Inspirando-se na ave símbolo do Paraná, os onze artistas criaram Gustavo Borges, um adolescente curitibano que seria descendente de um antigo herói dos anos de 1940, chamado Capitão Gralha. Misto de Flash Gordon e Superman, o tal capitão era um fugitivo de um planeta de homens-pássaros – regido pelo “terrível Thagos”, o usurpador – que encontrou refúgio na Terra, onde utilizava poderes alienígenas no combate ao crime em Curitiba. Décadas depois, o jovem Gustavo assumiria aluta contra o crime com novo uniforme e nome: o Gralha.

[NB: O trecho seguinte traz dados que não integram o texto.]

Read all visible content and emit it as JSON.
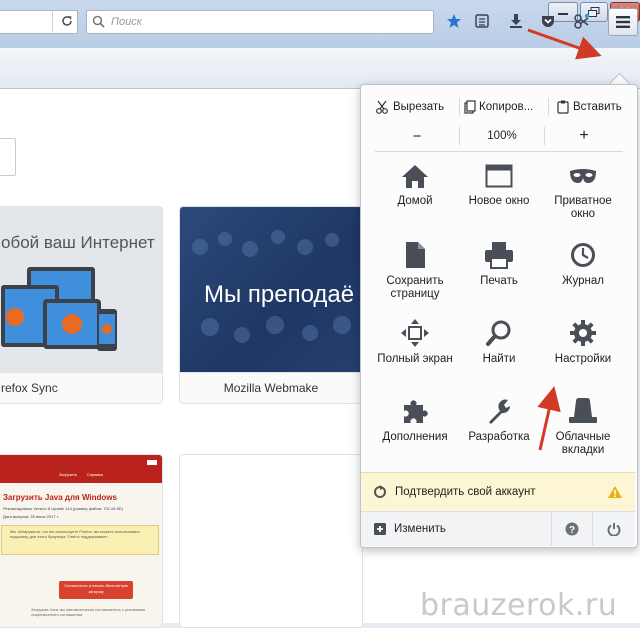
{
  "window": {
    "min_icon": "minimize-icon",
    "max_icon": "maximize-icon",
    "close_icon": "close-icon"
  },
  "search": {
    "placeholder": "Поиск"
  },
  "toolbar": {
    "icons": [
      "bookmark-star-icon",
      "bookmarks-list-icon",
      "download-icon",
      "pocket-icon",
      "extension-icon",
      "hamburger-menu-icon"
    ]
  },
  "tiles": [
    {
      "banner": "обой ваш Интернет",
      "caption": "refox Sync"
    },
    {
      "banner": "Мы преподаё",
      "caption": "Mozilla Webmake"
    }
  ],
  "java_page": {
    "tabs": [
      "Загрузить",
      "Справка"
    ],
    "title": "Загрузить Java для Windows",
    "line": "Рекомендовано Version 8 Update 144 (размер файла: 731.06 КБ)",
    "date": "Дата выпуска: 26 июля 2017 г.",
    "warning": "Мы обнаружили, что вы используете Firefox, вы можете использовать подсказку для этого браузера. Firefox поддерживает...",
    "button": "Согласиться и начать бесплатную загрузку",
    "footer": "Загружая Java, вы автоматически соглашаетесь с условиями лицензионного соглашения"
  },
  "menu": {
    "edit": {
      "cut": "Вырезать",
      "copy": "Копиров...",
      "paste": "Вставить"
    },
    "zoom": {
      "minus": "−",
      "value": "100%",
      "plus": "+"
    },
    "items": [
      {
        "label": "Домой",
        "icon": "home-icon"
      },
      {
        "label": "Новое окно",
        "icon": "new-window-icon"
      },
      {
        "label": "Приватное окно",
        "icon": "private-mask-icon"
      },
      {
        "label": "Сохранить страницу",
        "icon": "save-page-icon"
      },
      {
        "label": "Печать",
        "icon": "print-icon"
      },
      {
        "label": "Журнал",
        "icon": "history-clock-icon"
      },
      {
        "label": "Полный экран",
        "icon": "fullscreen-icon"
      },
      {
        "label": "Найти",
        "icon": "find-icon"
      },
      {
        "label": "Настройки",
        "icon": "settings-gear-icon"
      },
      {
        "label": "Дополнения",
        "icon": "addons-puzzle-icon"
      },
      {
        "label": "Разработка",
        "icon": "developer-wrench-icon"
      },
      {
        "label": "Облачные вкладки",
        "icon": "synced-tabs-icon"
      }
    ],
    "verify": "Подтвердить свой аккаунт",
    "customize": "Изменить"
  },
  "watermark": "brauzerok.ru",
  "colors": {
    "accent_blue": "#2e73d0",
    "arrow_red": "#d23a26",
    "verify_bg": "#fdf6d4",
    "warning_yellow": "#e8b311"
  }
}
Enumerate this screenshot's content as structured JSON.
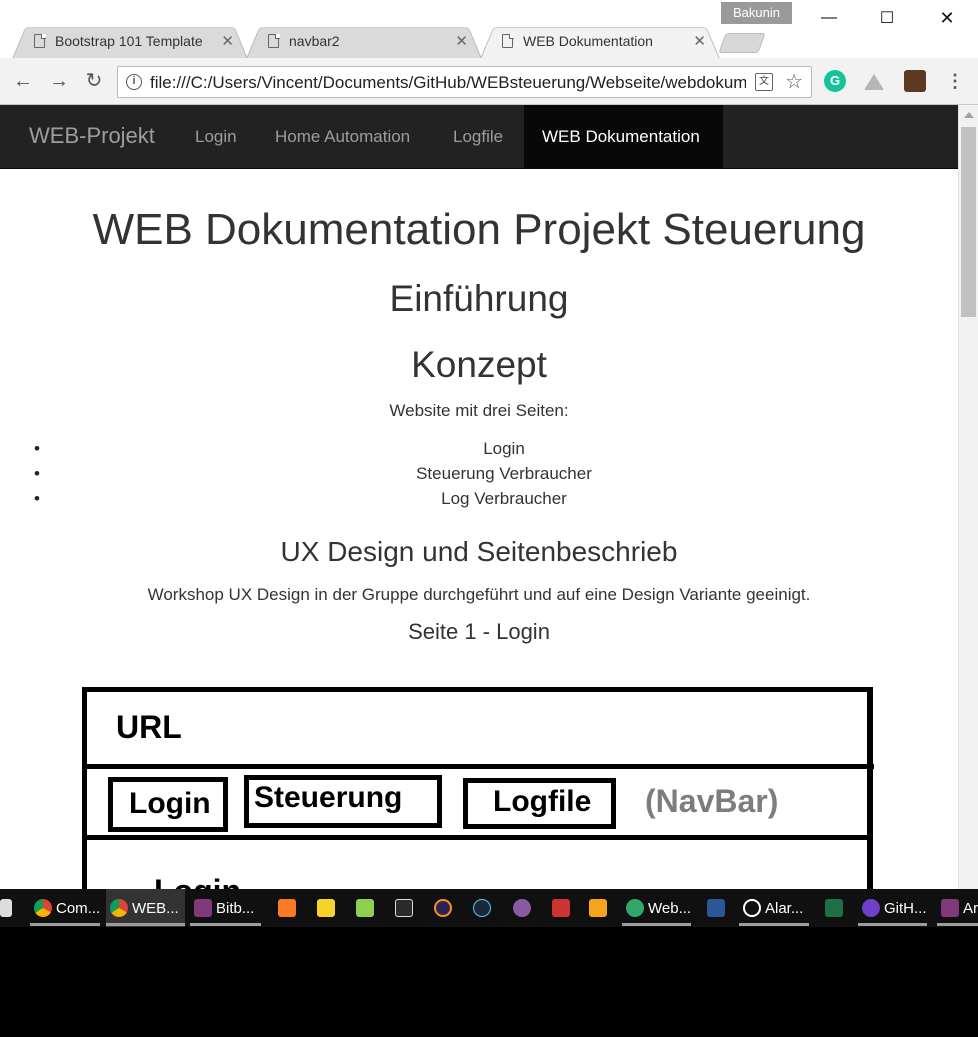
{
  "browser": {
    "profile_name": "Bakunin",
    "tabs": [
      {
        "title": "Bootstrap 101 Template",
        "active": false
      },
      {
        "title": "navbar2",
        "active": false
      },
      {
        "title": "WEB Dokumentation",
        "active": true
      }
    ],
    "url": "file:///C:/Users/Vincent/Documents/GitHub/WEBsteuerung/Webseite/webdokumentation.html",
    "colors": {
      "grammarly": "#15c39a",
      "drive": "#b5b5b5",
      "tab_active": "#f2f2f2",
      "tab_inactive": "#dadada"
    }
  },
  "page": {
    "navbar": {
      "brand": "WEB-Projekt",
      "items": [
        "Login",
        "Home Automation",
        "Logfile",
        "WEB Dokumentation"
      ],
      "active_index": 3
    },
    "title": "WEB Dokumentation Projekt Steuerung",
    "intro_heading": "Einführung",
    "concept_heading": "Konzept",
    "concept_text": "Website mit drei Seiten:",
    "pages_list": [
      "Login",
      "Steuerung Verbraucher",
      "Log Verbraucher"
    ],
    "ux_heading": "UX Design und Seitenbeschrieb",
    "ux_text": "Workshop UX Design in der Gruppe durchgeführt und auf eine Design Variante geeinigt.",
    "page1_heading": "Seite 1 - Login",
    "sketch": {
      "url_label": "URL",
      "nav_buttons": [
        "Login",
        "Steuerung",
        "Logfile"
      ],
      "navbar_note": "(NavBar)",
      "content_label": "Login"
    }
  },
  "taskbar": {
    "items": [
      {
        "label": "Com...",
        "icon": "chrome-icon"
      },
      {
        "label": "WEB...",
        "icon": "chrome-icon"
      },
      {
        "label": "Bitb...",
        "icon": "onenote-icon"
      },
      {
        "label": "Web...",
        "icon": "web-icon"
      },
      {
        "label": "Alar...",
        "icon": "alarm-icon"
      },
      {
        "label": "GitH...",
        "icon": "github-icon"
      },
      {
        "label": "Ar",
        "icon": "onenote-icon"
      }
    ]
  }
}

Alessandro Dutra criou o visual básico do personagem, Gian Danton e José Aguiar criaram o argumento, Antonio Eder, Luciano Lagares, Tako X, Edson Kohatsu, Augusto Freitas, Dutra e Aguiar se encarregaram da arte e Nilson Miller fez a capa da edição.
Assim, em 1997, o Gralha apareceu pela primeira vez e, um ano depois, já ganhava uma página semanal no caderno Fun da Gazeta do Povo, onde foi publicado até o ano 2000. O personagem era um herói iniciante em uma metrópole um pouco diferente da Curitiba de hoje. Na opinião dos autores, “talvez a única cidade do país onde um super-herói se enquadraria sem parecer (muito) deslocado”.
O Gralha também ganhou uma série de HQs na Internet, em uma página que trazia várias informações sobre quadrinhos, mas na qual ele era obviamente a atração principal. E uma atração que vale a pena conhecer.
Como as histórias são desenhadas e têm roteiro de vários autores (o grupo original continuou se revezando nas HQs), cada aventura tem um estilo diferente. Alguns dos autores gostam do estilo super-heróis, outros abertamente o detesta.
Uns o desenham cartunizado, alguns realisticamente ou até mesmo de maneira abstrata. Junte-se isso aos bons argumentos, muitas vezes misturando aventura e bom humor, e as HQs são ótimas para se ler.
Vale ressaltar um grande diferencial do Gralha: além do personagem principal ter o nome da ave que tem papel fundamental no equilíbrio ecológico do Paraná (são as gralhas que espalham as sementes da araucária), tanto heróis como vilões têm nomes brasileiros e, na maioria dos casos, derivados de substantivos e expressões regionais.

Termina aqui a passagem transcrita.